"No writer I've ever read is as good as George Garrett when it comes to showing me both sides at the same instant. Fact and factoid, respect and derision, truth and falsehood, saint and sinner, art and dross, heads and tails, all show their bold faces in these stern yet cheerful pieces about literary triumphs and quasi-literary follies. There is much here for the younger writer trying to learn the way, but there is also plenty for us to chew on who thought we were veterans."

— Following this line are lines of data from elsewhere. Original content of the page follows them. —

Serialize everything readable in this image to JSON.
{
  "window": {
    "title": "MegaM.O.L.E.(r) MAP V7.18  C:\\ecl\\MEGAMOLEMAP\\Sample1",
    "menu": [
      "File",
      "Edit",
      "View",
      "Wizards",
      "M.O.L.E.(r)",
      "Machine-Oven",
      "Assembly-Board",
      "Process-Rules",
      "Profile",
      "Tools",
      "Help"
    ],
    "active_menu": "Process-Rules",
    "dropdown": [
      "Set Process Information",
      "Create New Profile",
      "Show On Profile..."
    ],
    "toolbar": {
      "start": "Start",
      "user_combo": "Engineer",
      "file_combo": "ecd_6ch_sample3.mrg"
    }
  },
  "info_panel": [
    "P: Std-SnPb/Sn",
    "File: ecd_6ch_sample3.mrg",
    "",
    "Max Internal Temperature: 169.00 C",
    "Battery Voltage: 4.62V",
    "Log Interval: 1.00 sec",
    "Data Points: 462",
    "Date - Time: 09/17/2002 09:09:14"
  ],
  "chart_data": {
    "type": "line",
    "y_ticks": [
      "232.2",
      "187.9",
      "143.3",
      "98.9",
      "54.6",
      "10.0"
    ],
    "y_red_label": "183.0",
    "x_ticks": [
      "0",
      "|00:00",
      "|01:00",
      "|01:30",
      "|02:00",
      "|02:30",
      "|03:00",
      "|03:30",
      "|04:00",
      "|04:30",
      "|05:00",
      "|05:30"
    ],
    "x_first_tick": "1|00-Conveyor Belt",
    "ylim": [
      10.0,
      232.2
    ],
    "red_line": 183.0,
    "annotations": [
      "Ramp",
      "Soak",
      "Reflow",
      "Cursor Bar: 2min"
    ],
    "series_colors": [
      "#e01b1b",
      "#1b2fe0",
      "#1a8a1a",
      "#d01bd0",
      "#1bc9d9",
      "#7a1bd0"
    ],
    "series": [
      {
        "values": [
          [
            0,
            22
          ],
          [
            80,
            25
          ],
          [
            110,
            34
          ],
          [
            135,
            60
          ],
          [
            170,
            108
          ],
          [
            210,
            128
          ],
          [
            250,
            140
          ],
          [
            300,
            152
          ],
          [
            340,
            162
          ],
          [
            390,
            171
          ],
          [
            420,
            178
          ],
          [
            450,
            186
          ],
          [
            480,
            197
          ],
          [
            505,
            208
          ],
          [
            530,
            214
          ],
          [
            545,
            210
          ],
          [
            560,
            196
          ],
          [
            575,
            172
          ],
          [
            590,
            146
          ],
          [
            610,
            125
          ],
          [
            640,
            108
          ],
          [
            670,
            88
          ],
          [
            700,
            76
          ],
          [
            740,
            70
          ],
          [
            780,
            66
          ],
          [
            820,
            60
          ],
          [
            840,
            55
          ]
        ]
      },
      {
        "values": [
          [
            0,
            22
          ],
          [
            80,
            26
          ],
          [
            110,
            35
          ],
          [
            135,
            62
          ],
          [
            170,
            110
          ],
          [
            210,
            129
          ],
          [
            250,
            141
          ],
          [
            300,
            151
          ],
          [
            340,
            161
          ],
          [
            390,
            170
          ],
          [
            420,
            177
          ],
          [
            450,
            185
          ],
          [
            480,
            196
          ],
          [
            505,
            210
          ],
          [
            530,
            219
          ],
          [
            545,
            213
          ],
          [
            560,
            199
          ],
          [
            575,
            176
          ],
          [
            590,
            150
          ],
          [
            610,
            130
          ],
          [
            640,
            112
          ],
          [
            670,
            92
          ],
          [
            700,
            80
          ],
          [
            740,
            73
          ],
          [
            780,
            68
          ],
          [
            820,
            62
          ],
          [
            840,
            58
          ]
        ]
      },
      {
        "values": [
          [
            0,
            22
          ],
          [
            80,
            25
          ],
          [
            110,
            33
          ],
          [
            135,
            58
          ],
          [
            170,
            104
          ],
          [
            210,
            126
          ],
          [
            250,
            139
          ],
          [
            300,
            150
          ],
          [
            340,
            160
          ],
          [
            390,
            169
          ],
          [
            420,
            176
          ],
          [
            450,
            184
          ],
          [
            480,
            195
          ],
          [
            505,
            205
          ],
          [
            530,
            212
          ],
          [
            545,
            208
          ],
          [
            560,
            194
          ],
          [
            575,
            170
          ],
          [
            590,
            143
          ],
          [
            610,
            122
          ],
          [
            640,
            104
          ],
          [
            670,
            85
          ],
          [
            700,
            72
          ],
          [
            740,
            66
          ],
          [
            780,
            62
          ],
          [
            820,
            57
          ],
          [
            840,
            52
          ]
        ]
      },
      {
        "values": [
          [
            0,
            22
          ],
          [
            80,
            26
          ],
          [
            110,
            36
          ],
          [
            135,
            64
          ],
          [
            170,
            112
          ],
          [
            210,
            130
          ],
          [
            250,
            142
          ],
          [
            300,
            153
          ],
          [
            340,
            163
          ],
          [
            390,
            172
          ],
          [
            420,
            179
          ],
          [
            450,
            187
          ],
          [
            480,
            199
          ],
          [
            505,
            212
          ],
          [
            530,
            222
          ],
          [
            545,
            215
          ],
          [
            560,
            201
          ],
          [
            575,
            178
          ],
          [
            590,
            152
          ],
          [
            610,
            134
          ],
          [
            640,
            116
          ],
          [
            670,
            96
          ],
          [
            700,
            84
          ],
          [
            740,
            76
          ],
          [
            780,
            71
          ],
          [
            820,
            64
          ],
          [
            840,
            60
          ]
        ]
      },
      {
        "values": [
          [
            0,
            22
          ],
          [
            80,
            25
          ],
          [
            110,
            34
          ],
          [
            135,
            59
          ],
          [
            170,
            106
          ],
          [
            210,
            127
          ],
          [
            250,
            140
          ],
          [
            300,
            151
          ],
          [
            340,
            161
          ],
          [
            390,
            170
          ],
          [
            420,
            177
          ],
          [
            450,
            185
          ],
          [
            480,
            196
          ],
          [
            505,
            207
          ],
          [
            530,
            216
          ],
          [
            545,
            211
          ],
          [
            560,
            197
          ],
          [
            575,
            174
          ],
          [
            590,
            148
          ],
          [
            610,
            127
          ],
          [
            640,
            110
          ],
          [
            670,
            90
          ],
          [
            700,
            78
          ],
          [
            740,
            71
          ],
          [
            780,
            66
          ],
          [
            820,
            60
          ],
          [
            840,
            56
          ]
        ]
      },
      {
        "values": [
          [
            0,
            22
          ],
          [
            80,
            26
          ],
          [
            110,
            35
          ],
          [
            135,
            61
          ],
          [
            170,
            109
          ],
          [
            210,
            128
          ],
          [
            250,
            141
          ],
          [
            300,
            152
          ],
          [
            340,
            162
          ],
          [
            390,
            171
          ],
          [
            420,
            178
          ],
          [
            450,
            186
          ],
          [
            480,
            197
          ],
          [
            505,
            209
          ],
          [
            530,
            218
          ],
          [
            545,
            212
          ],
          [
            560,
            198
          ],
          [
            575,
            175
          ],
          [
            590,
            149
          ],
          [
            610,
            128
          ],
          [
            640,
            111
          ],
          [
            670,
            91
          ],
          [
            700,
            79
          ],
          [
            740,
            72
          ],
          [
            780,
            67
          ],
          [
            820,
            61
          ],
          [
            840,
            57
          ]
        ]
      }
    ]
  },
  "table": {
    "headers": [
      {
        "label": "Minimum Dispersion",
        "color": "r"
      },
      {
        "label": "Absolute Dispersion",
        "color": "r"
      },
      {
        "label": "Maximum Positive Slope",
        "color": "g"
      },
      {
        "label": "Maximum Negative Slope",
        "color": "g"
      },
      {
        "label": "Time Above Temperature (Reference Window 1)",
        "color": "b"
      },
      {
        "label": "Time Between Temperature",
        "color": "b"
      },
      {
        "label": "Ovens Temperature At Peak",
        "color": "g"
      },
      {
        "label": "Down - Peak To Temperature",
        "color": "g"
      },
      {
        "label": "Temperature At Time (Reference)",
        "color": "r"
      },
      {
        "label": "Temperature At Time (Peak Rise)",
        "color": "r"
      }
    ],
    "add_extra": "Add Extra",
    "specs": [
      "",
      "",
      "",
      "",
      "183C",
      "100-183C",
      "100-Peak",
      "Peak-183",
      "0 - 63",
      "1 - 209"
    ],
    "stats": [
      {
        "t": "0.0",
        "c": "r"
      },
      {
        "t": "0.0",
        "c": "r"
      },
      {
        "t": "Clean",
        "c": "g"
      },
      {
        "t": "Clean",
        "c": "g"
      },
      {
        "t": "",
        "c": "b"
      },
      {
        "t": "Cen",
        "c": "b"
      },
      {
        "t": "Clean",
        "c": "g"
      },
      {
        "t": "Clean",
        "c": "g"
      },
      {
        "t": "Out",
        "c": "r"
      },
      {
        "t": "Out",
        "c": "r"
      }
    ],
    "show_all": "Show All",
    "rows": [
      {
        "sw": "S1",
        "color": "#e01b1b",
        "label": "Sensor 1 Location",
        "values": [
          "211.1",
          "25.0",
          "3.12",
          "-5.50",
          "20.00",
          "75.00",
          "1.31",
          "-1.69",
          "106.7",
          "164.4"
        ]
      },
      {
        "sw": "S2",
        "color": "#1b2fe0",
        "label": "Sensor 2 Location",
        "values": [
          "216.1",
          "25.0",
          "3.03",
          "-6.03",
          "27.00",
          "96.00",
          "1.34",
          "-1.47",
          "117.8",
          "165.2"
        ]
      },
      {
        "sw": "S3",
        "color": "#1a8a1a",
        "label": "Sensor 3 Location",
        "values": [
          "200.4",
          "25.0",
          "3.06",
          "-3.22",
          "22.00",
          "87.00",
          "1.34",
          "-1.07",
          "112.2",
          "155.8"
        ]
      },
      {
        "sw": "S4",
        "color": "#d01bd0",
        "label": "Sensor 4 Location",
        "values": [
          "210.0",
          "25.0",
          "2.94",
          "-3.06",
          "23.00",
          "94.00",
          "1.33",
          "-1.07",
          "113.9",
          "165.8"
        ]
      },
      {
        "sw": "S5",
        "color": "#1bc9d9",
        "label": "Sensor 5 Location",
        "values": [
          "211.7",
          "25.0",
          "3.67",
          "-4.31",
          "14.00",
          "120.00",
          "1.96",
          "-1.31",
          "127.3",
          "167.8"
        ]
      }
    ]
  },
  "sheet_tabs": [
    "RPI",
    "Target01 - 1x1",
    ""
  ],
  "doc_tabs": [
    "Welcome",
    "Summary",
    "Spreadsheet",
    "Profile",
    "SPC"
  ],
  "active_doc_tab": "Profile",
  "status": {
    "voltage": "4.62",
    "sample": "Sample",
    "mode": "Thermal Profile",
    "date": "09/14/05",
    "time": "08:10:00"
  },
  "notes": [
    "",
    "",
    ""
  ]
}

—Henry Taylor, author of Brief Candles:101 Clerihews
"Here is The Literary Life in all its contemporary reality, from glory to gurry, remembered and related by one of America's true men of letters, George Garrett, novelist, poet, essayist, factotum of the Word. Going to See the Elephant should be required reading for everyone who contemplates setting pen to paper."
—Brendan Galvin, author of The Strength of a Named Thing: Poems
"Going to See the Elephant is a safari into the wilds of the mind of George Garrett, and a more interesting place to explore is hard to imagine. Whether he (or his beleaguered alter-ego, John Towne) is examining the writing life, tipping his hat to other writers, or fulminating about the sorry state of the world we live in, he is well worth a listen -- both for the sheer pleasure of it and for the wisdom to be found in it. "
--R.H.W. Dillard, author of Understanding George Garrett
"Everybody who has ever known George Garrett has been, in one way or another, his student. I never sat in his class as a registered member, yet I have learned so much from him in the last twenty years of being in the fortunate multitude of his admirers. I have learned by his example, and through the wealth of his vast intelligence and wit. This book of meditations on the art and craft of writing, is, simply, treasure, stored up over the years he has practiced that art better than anyone else, bar none, has practiced it."